God knows, I wouldn't want Taylor Swift's life. Being in the public eye; having millions of people weighing in on your every professional and personal move; having every lyric written, every word uttered, dissected for clues of something-or-other.
But Bravissima, Taylor Swift!
Getting back to the hotel was a crush. One of the upsides of having first-rate public transportation is that people use it. So there weren't a lot of folks driving to the concert. They were catching the train back into town. Fortunately, we were well-situated to get to the station - about a 15 minute walk - before all of the masses arrived there. We were able to cram onto one of the first trains to leave.
Monday - another beautiful day - we museumed it, taking the ferry to one of Stockholm's many islands for the Vasa and ABBA Museums.
The Vasa is a 17th century warship that never quite got to war, as it capsized shortly after its maiden launch in 1628. Turns out the designers spent too much time on the elaborate decoration and too little on figuring out how much ballast the ship needed to keep from capsizing.
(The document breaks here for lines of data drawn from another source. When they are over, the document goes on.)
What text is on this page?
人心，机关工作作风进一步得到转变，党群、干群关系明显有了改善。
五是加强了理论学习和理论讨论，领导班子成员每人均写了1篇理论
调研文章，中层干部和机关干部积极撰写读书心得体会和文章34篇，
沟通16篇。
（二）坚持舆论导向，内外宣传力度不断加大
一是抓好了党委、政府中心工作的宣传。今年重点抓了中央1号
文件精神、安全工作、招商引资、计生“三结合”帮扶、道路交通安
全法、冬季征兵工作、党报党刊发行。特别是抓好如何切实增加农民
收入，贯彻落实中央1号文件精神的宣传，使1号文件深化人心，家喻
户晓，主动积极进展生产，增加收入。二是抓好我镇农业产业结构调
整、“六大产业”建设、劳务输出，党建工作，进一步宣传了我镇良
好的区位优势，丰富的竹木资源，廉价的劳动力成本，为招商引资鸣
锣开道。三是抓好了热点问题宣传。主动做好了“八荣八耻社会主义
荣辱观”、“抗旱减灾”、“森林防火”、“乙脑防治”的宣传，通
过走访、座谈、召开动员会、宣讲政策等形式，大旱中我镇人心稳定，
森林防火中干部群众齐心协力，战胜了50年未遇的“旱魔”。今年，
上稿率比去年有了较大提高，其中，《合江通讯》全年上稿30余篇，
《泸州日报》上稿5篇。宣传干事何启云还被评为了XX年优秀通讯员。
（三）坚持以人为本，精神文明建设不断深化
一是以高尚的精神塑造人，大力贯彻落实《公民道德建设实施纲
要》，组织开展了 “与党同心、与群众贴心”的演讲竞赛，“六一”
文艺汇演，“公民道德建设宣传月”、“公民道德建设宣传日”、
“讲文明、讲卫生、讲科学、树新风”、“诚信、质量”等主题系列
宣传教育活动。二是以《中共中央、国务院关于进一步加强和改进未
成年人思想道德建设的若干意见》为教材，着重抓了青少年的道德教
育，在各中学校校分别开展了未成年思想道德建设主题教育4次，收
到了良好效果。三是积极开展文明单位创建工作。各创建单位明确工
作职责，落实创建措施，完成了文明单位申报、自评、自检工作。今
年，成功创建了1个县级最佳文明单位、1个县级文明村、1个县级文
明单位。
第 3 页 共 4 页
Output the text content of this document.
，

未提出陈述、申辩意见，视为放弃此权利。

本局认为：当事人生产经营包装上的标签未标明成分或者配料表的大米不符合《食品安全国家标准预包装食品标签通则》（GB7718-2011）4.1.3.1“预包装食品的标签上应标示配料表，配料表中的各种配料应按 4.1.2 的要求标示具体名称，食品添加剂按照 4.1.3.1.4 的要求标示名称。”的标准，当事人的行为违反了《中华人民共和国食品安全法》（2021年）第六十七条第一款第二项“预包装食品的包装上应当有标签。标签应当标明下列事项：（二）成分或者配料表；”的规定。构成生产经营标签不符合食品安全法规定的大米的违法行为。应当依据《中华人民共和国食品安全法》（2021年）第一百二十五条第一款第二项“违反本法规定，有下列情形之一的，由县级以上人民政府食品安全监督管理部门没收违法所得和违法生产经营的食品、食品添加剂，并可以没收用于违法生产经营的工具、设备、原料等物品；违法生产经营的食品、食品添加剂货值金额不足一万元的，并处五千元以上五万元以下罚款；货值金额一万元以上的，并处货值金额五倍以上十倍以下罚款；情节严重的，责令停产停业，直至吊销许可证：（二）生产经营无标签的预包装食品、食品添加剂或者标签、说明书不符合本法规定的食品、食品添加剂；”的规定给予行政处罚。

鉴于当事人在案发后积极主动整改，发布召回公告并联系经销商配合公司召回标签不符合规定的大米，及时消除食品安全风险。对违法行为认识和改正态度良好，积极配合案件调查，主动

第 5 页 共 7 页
The Vasa was raised in the early 1960's, and all those years under water had preserved most of the hull. The ship has been brilliantly restored, with the missing pieces authentically reconstructed. I seem to remember that I saw the Vasa in 1973, on my only other visit to Stockholm, but this was well before this amazing museum was built. Just fascinating.
As was the ABBA museum, where we got to sing and dance and gawk at all those crazy ABBA costumes. Unfortunately, I didn't get the message that the disco was a silent disco. We were just supposed to dance to whatever we were hearing through our headphones, without singing along. My nieces had to tell me to zip it. (It's truly impossible not to sing along with an ABBA song.) The only disappointment was the gift shop: not nearly enough on offer. That said, we were able to get a tacky souvenir for my sister Kath, an ABBA fan from wayback.
On Monday night, we had excellent Greek food.
Who knew that Stockholm would have such a diverse restaurant scene? If I'd had six months to research the trip, I'm sure I would have known. But we were seat-of-the pants-ing it. And it all worked out.
And everything was easy-peasy, given that 90% of the Swedish population speaks English, and given that the sum total of my Swedish is hej (hi), skol (to your health), and tak (thank you).
Our flights back on Tuesday were, again, blessedly uneventful. (Stockholm Airport is, by the way, a marvel.)
All in all, a great trip.
No plans at the present, but now that I've done it once, I am open to another spontaneous trip somewhere, sometime.